Ah Death Battle, the brutal Internet series where two fictional characters of similar caliber duke it out! Whether it be the tenacious Super Saiyan against the Man of Steel, the Boy who Lived against the Jedi that offed Darth Vader or even Nintendo's pink puffball against Dragon Ball's deadliest villain, Wiz and Boomstick have been analyzing combatants and trolling fanboys for five whole years! But as with many series like Epic Rap Battles of History, people have been requesting many battles for them to bring to life and that's what I'm doing today. Like what the experts do, the rules are simple:

  1. Combatants possess no non-canon knowledge of each other.
  2. Personality restraints from killing are removed.
  3. All other character traits, tactics and attributes are not removed, and largely attempted to be represented faithfully.
  4. Research sources are generally determined equally unless specified.
So, let's get started!

5. Vector the Crocodile vs Leatherhead
Now I'm not just saying this can happen just because they're both reptiles, I'm saying this because both franchises feature anthropomorphic animal characters & a human villain and both characters have quite a lot of strength. The plot for this would be that the Chaotix are hired by Shredder to take down Leatherhead and Vector is the only one that can stop him. This could easily be a very balanced battle that could tick off either the Sonic fanboys or the Turtles fanbase. Ah who cares!

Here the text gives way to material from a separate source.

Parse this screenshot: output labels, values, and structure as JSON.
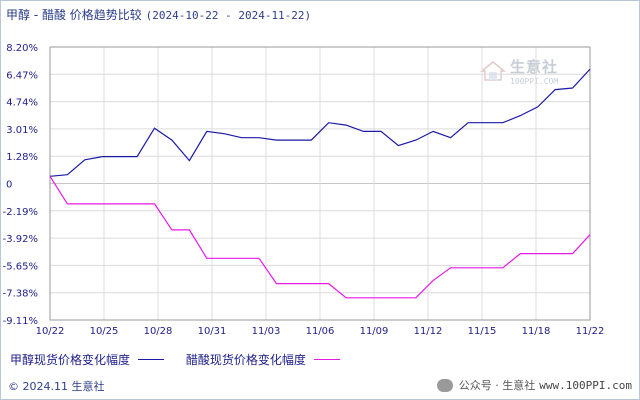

4. Monkey D Luffy vs Jack Sparrow
Luffy vs Popeye was enough, but how about Luffy against a LIVE-ACTION pirate. With Straw Hat's powers of the Gum-Gum Fruit, he could easily have the upper hand and tell Jack who is the true king of the pirates! Anyway, the Black Pearl crew assault a fancy ship known as the S.S. Macbeth only to find the Strawhat Pirates also onboard. There, that good enough?

3. Hercules vs Kratos
Now before you ask which Herc, I'm leaning towards the Disney version as I'm more familiar with that one and HE CAN PUNCH HADES INTO THE RIVER STYX WITHOUT BREAKING A SWEAT! As for the plot, former God of War Ares makes a bet with Hades to see which one of their enemies is more powerful. Now this is a battle rich with anger and satanic hormones!

2. Teen Titans vs Ginyu Force
Five vs five, my kind of brawl. Angered over his loss against Goku, Frieza decides to take out his rage on someone else and that would be the Teen Titans! The order would go as so:
  • Beast Boy vs Guldo
  • Starfire vs Recoome
  • Robin and Cyborg vs Jeice and Burter
  • Raven vs Ginyu
Speaking of Dragon Ball Z.....

1. Goku vs Ryu
After Goku vs Superman, DBZ fanboys were aflurry with rage. And then Kirby vs Buu came along and made them even more angry. So the only way they can redeem themselves is pit Goku against another fictional martial artist, specifically the iconic protagonist of Street Fighter. This could easily be the most insanest fight ever and bring back more past combatants after what happened in Batman vs Captain America. And even though it's not real, please bring in Super Saiyan 5!

Well, this was a long one but it was worth it!